Saltar a contenido

Storage

Data Storage Internals, Checkpoints and Renaming Streaming Tables and Views

Here’s a detailed explanation of how Delta Live Tables (DLT) handles storage for streaming tables, pipeline dependency, and renaming behavior:


1. Where is data for streaming tables stored?

  • Streaming tables in DLT are stored as Delta tables on the Databricks File System (DBFS) or your cloud storage configured for the pipeline, e.g., S3, ADLS Gen2, or GCS.
  • Every streaming table has a physical Delta table location, even though you define it declaratively in DLT.
  • The storage location is typically managed by the DLT pipeline, but you can explicitly configure it in advanced pipeline settings.

Key points:

  • Incremental state (processed offsets, checkpoints) is stored in _system-managed checkpoints within the pipeline’s storage path.
  • Upserts and merges are persisted in the Delta table itself.
  • Data retention and compaction follow normal Delta table rules.

2. Is storage dependent on the pipeline?

Yes, partially:

  • Pipeline-specific storage: Each DLT pipeline manages its own metadata and checkpoints for the streaming tables it owns.
  • Shared tables: If multiple pipelines reference the same Delta table (e.g., using LIVE.<table_name>), the physical Delta table is shared, but each pipeline maintains its own lineage and state metadata.

Implication:

  • Deleting a pipeline does not delete the underlying Delta table automatically, unless you explicitly choose managed tables.
  • Changing pipelines (like moving a table to a different pipeline) requires careful handling to avoid breaking downstream dependencies.

3. What happens when we rename streaming tables?

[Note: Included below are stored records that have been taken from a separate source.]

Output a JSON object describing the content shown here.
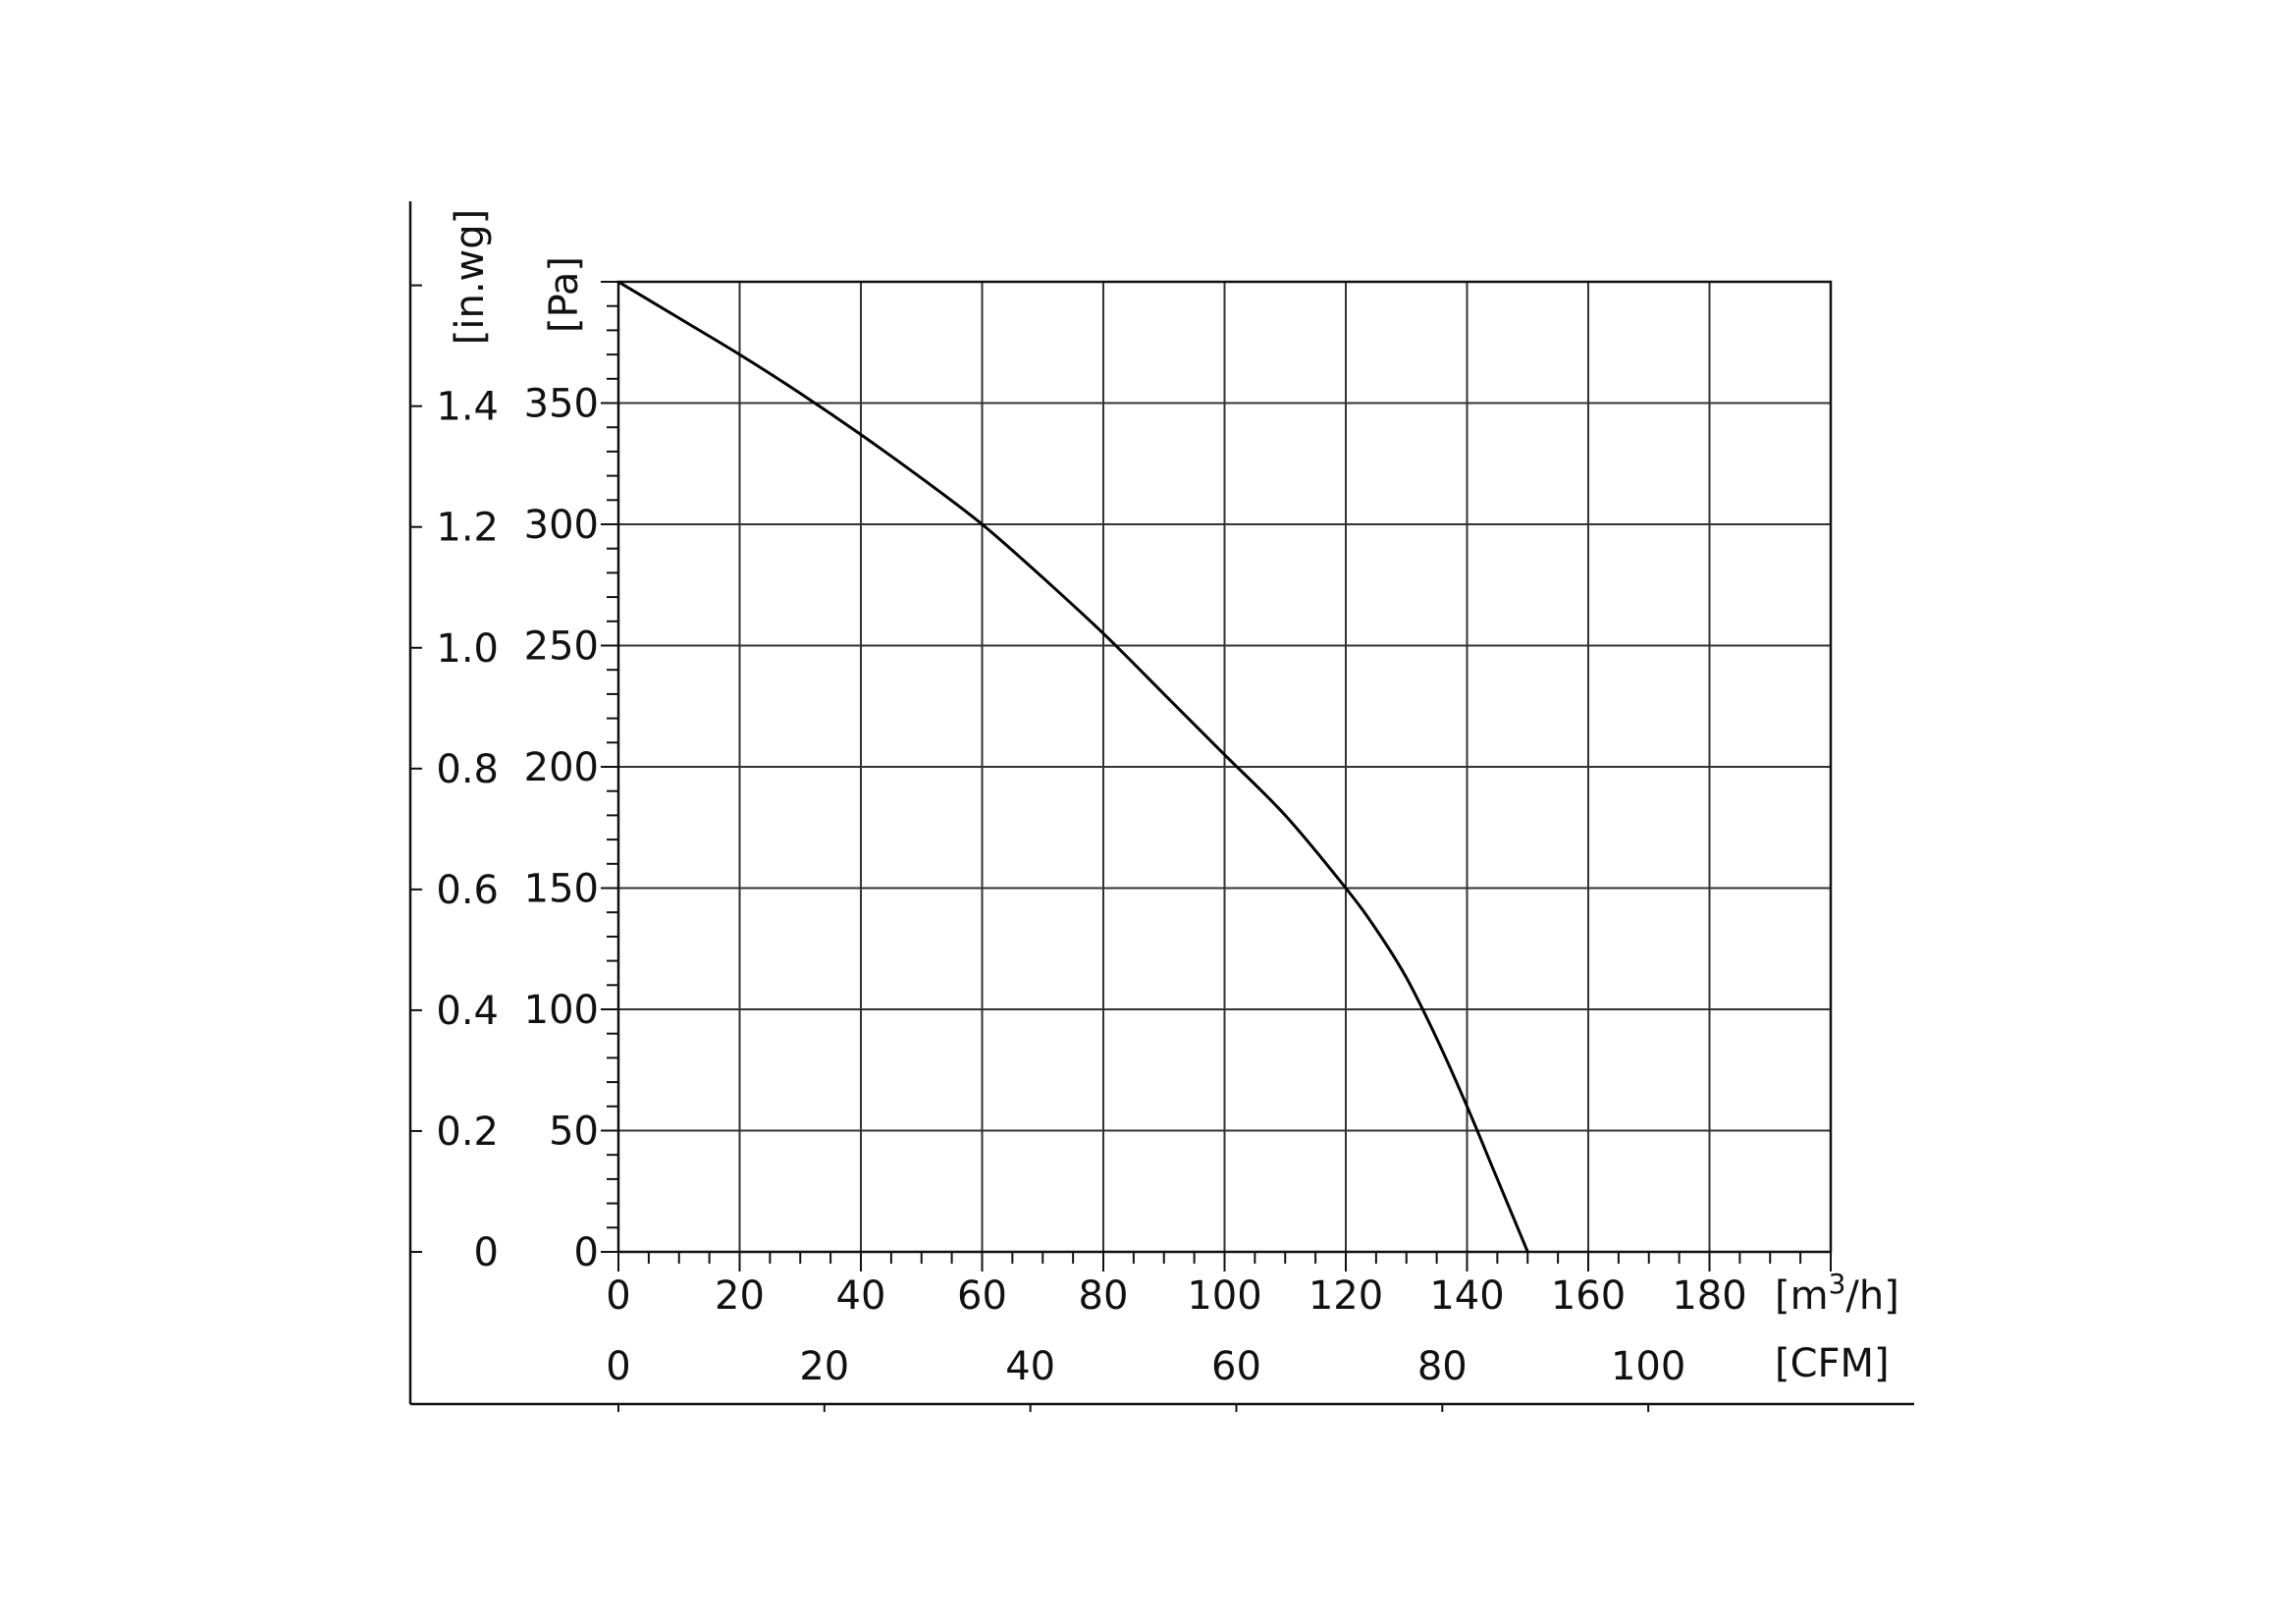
{
  "chart_data": {
    "type": "line",
    "title": "",
    "x_axis_primary": {
      "unit_label": "[m³/h]",
      "unit_base": "[m",
      "unit_sup": "3",
      "unit_tail": "/h]",
      "range": [
        0,
        200
      ],
      "ticks": [
        0,
        20,
        40,
        60,
        80,
        100,
        120,
        140,
        160,
        180
      ],
      "tick_labels": [
        "0",
        "20",
        "40",
        "60",
        "80",
        "100",
        "120",
        "140",
        "160",
        "180"
      ]
    },
    "x_axis_secondary": {
      "unit_label": "[CFM]",
      "ticks": [
        0,
        20,
        40,
        60,
        80,
        100
      ],
      "tick_labels": [
        "0",
        "20",
        "40",
        "60",
        "80",
        "100"
      ]
    },
    "y_axis_primary": {
      "unit_label": "[Pa]",
      "range": [
        0,
        400
      ],
      "ticks": [
        0,
        50,
        100,
        150,
        200,
        250,
        300,
        350
      ],
      "tick_labels": [
        "0",
        "50",
        "100",
        "150",
        "200",
        "250",
        "300",
        "350"
      ]
    },
    "y_axis_secondary": {
      "unit_label": "[in.wg]",
      "ticks": [
        0,
        0.2,
        0.4,
        0.6,
        0.8,
        1.0,
        1.2,
        1.4
      ],
      "tick_labels": [
        "0",
        "0.2",
        "0.4",
        "0.6",
        "0.8",
        "1.0",
        "1.2",
        "1.4"
      ]
    },
    "grid": true,
    "series": [
      {
        "x": [
          0,
          10,
          20,
          30,
          40,
          50,
          60,
          70,
          80,
          90,
          100,
          110,
          120,
          125,
          130,
          135,
          140,
          145,
          150
        ],
        "y": [
          400,
          385,
          370,
          354,
          337,
          319,
          300,
          278,
          255,
          230,
          205,
          180,
          150,
          133,
          113,
          88,
          60,
          30,
          0
        ]
      }
    ]
  }
}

  • DLT does not support a “rename” operation in place for streaming tables.
  • If you rename a table in DLT:

  • The new table name points to a new managed object in the pipeline.

  • The underlying Delta data is copied or remapped depending on configuration.
  • Any downstream references (LIVE.<old_name>) break unless you update them to the new name.
  • Best practice:

  • Avoid renaming streaming tables in active pipelines.

  • If renaming is needed, create a new table with the desired name and point downstream materialized views or pipelines to it.

4. Practical Notes / Recommendations

Aspect Recommendation
Storage Let DLT manage default Delta table locations unless you need a custom path.
Pipeline dependency Be aware that streaming tables are tied to pipeline metadata (checkpoints, lineage).
Renaming Prefer creating a new table and updating downstream references; avoid in-place renames for live pipelines.
Backup If renaming or moving, snapshot or backup Delta tables to avoid data loss.

Summary:

  1. Streaming tables always persist data as Delta tables in the pipeline’s storage.
  2. Storage and checkpoints are pipeline-dependent, but the data itself can be shared.
  3. Renaming a streaming table breaks dependencies; best approach is to create a new table instead of renaming.